In my last post, I promised to bring you some news of what is happening in my life. David and I have decided to move to Lancaster County, Pennsylvania. There are many reasons why we’re making this decision, which I will name later.
The easy part was selling our house here in Broadway, Virginia. If you want to see the listing, you can follow this link. A young couple getting married is buying the house. We need to be out of here by July 14 and we don’t have a place to move to yet. Therein lies the challenge.
The real estate market is tight in many places, but I’ve not encountered anything like Lancaster County. Many houses in our price range are selling for anywhere between $15k and $40k more than the asking price. At that point, they are no longer in our price range. That’s just the first hurdle. Then there is the fact that most buyers won’t consider an offer with contingencies, which means we cannot buy anything there without first having the proceeds of this house in hand. At first we thought we’d rent something short term as we watch for the right house to come on the market. No such luck. Landlords expect us to sign a year’s lease, and they expect tenants to have at least three times the monthly income of the cost of the rent.

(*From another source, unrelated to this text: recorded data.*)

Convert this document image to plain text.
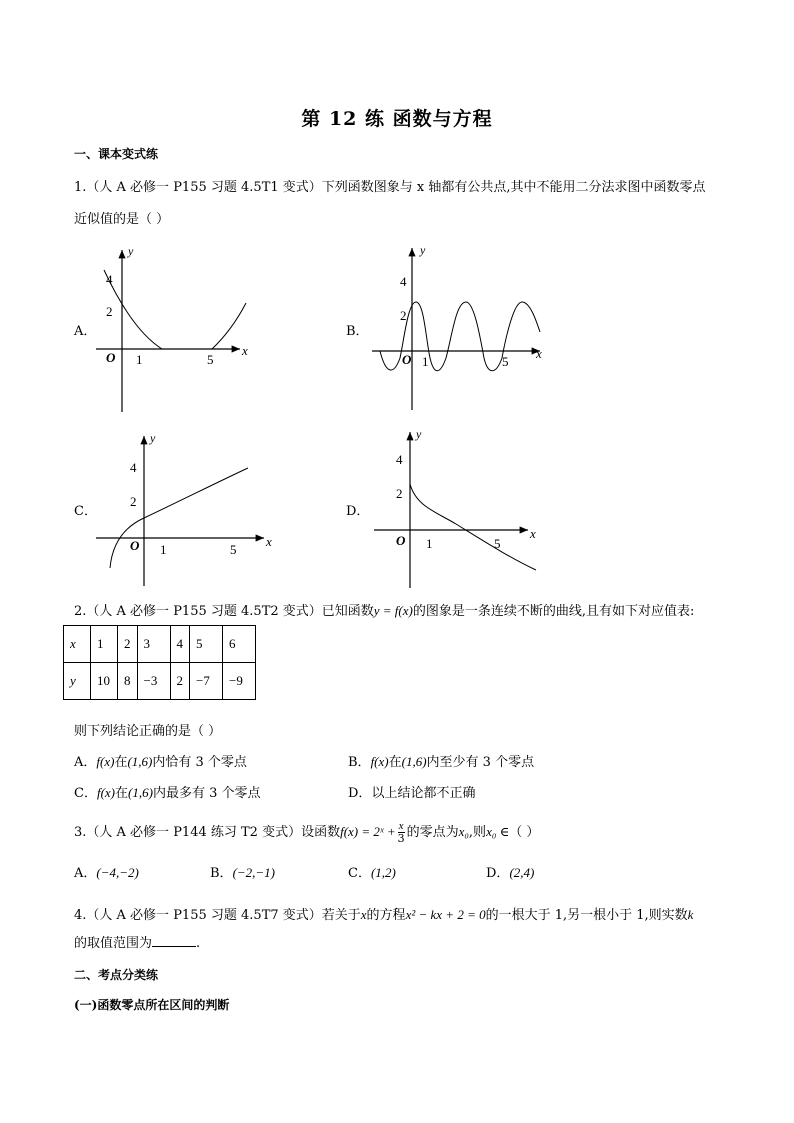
第 12 练 函数与方程
一、课本变式练
1.（人 A 必修一 P155 习题 4.5T1 变式）下列函数图象与 x 轴都有公共点,其中不能用二分法求图中函数零点
近似值的是（ ）
A．
y
x
O
4
2
1	5
B．
y
x
O
4
2
1	5
C．
y
x
O
4
2
1	5
D．
y
x
O
4
2
1	5
2.（人 A 必修一 P155 习题 4.5T2 变式）已知函数y = f(x)的图象是一条连续不断的曲线,且有如下对应值表:
x	1	2	3	4	5	6
y	10	8	−3	2	−7	−9
则下列结论正确的是（ ）
A．f(x)在(1,6)内恰有 3 个零点	B．f(x)在(1,6)内至少有 3 个零点
C．f(x)在(1,6)内最多有 3 个零点	D．以上结论都不正确
3.（人 A 必修一 P144 练习 T2 变式）设函数f(x) = 2ˣ + $\frac{x}{3}$ 的零点为x₀,则x₀ ∈（ ）
A．(−4,−2)	B．(−2,−1)	C．(1,2)	D．(2,4)
4.（人 A 必修一 P155 习题 4.5T7 变式）若关于x的方程x² − kx + 2 = 0的一根大于 1,另一根小于 1,则实数k
的取值范围为	.
二、考点分类练
(一)函数零点所在区间的判断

So there are more hurdles to convince property managers to consider our cash assets. We’ve decided to commit to a year lease because we will need that time to decide which part of the county we want to settle in, depending on where we get jobs, and which church community we become part of.
Our ideal situation is to house sit/rent from someone who is overseas for some months. We’ve sent a notice to several Mennonite churches to this effect. Basically David and I are quiet, we don’t smoke, we have no pets, we take good care of the place we live in, and we pay our bills on time. So if any of you reading this post know of someone in Lancaster County who needs their place taken care of whilst they are away, feel free to send them my email: email@example.com.
Now back to the reasons we made this decision. Several months ago, when David and I were in Lancaster for the retreat I attended, we met up with our son Tim and his girlfriend Niina. They had driven a little over two hours from Newark, New Jersey to meet us there. It had been nearly two years since we’d seen them, and we realized how good it would be to see them more often. We don’t like driving into Newark to visit them because of the traffic, and they don’t like driving five hours to see us. There are 14 trains a day running between Lancaster and Newark, which gives us the option of visiting them via train. And they are fearless drivers, so they will hopefully come visit us more often. This also gets us closer to our Vermont son, Paul, so we’ll hopefully see him more often as well. He is in love with a woman named Betsy, and we look forward to meeting her soon.
We will also be living in the same county with our young family, the Cains, who live in Ephrata. They have the two young lads we’ve adopted as our grandsons. Their five-year-old was so excited to hear that we are moving closer to them. When his parents told him our plans, he thought we were going to be their neighbors. His mom explained to him that it might not be real close, so our young lad said, “Oh, so they can move to the town of Ephrata.” The other day when David and I were looking at houses for rent we found one on Main Street in Ephrata, and I started laughing. I realized our favorite five-year-old has that vision for us.
I look forward to working with others in the Lancaster area who are doing important healing work for survivors of abuse. Linda Crockett is a good friend, and she would like help conducting workshops for her organization, Safe Communities. As of now, there are no translators for the court system of Pennsylvania German in all of the state of Pennsylvania. I want to learn the local “dialect” of the Amish in the area, and then I hope to become a court interpreter for Pennsylvania German speakers.
David and I will be looking for jobs. I hope to become an office manager in one of the colleges or churches in the area. David hopes to do something that involves energy efficiency and/or sustainable gardening and agriculture.
When I first left my Amish community, I wanted to go far away, which is why I chose Vermont. In those early years when I was going through the most intense part of my healing, those six hundred miles between Ohio and Vermont were just about right. As I get older, I have the desire to circle back to my Amish/Anabaptist roots and to assist those who may be struggling with some of the issues I faced when I left, both in terms of wanting more education, and in terms of healing from the trauma of leaving. Lancaster seems like a good place to build a bridge between my past and my present.
I pray that God will lead us to where we need to be to continue our life’s work, and I appreciate your thoughts and prayers as well. This move requires faith and some days I have more than others. Our first step is to find a place we can call home for the next year.